Sogar Lars Eidinger hat welche: Grillz, goldene Zahnaufsätze, die man aus dem US-HipHop kennt. Der Berliner Sebastian Gündel macht mit den Accessoires ein glänzendes Geschäft

Von Daniel Kastner (Text) und Wolfgang Borrs (Fotos)

Der Geschäftsführer empfängt in Weiß: weißes Real-Madrid-Trikot, weiße Laufhosen, weißes Baseball-Cap mit Mercedes-Benz-Logo. „Ich wäre auch mit meinem Benz gekommen, aber der hat schlappgemacht“, sagt Sebastian Gündel, grinst und entblößt einen Mund voller Gold. Das passt zu seinem Style, wirbt aber auch fürs Geschäft.

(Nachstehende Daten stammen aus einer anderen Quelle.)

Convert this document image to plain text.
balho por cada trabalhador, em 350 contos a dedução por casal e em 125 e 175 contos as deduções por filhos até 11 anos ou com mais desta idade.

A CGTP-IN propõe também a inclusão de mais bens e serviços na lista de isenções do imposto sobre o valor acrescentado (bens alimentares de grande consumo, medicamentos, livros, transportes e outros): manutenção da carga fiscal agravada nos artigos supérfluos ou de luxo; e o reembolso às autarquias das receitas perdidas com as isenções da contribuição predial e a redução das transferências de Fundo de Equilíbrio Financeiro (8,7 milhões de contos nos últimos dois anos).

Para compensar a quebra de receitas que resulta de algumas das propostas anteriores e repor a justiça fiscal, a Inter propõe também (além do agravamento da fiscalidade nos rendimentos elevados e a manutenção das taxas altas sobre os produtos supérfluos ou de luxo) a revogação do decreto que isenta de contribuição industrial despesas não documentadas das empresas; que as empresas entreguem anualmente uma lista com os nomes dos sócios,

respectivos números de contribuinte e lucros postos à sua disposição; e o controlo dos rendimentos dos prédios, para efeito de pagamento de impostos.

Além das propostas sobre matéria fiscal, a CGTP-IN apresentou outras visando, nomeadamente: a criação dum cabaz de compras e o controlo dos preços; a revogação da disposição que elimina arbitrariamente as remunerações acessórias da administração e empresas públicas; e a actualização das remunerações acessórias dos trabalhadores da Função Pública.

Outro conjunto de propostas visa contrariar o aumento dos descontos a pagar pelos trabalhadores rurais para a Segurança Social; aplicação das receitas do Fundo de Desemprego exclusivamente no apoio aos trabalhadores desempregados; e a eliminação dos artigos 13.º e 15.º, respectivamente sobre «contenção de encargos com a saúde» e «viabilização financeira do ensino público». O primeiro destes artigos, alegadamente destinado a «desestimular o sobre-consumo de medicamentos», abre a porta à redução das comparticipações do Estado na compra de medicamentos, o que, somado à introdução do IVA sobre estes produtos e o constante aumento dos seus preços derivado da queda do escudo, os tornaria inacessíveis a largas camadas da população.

Denn Gündel macht in „Grillz“, goldenen Zahnaufsätzen, die man bislang eher aus der US-amerikanischen HipHop-Szene oder dem Oscar-gekrönten Film „Moonlight“ kannte, die aber auch auf Laufstegen und in Modekatalogen aus immer mehr Mündern blinken, bei Männern wie Frauen, auf einzelnen Zähnen oder als ganzes „Piece“.

Gündels Onlineshop mein-zahnschmuck.de ist im August als Untermieter in das Dentallabor im betuchten Berliner Westend eingezogen. Gündel bittet ins Sprechzimmer. Unter seinen weißen Turnschuhen knarrt das Fischgrätenparkett, am Handgelenk prangt eine dicke goldene Uhr, die Dreadlocks reichen ihm bis zum Hintern. Seine Mitarbeiterin Ulrike arbeitet am Schreibtisch Kundenanfragen per E-Mail und am Telefon ab.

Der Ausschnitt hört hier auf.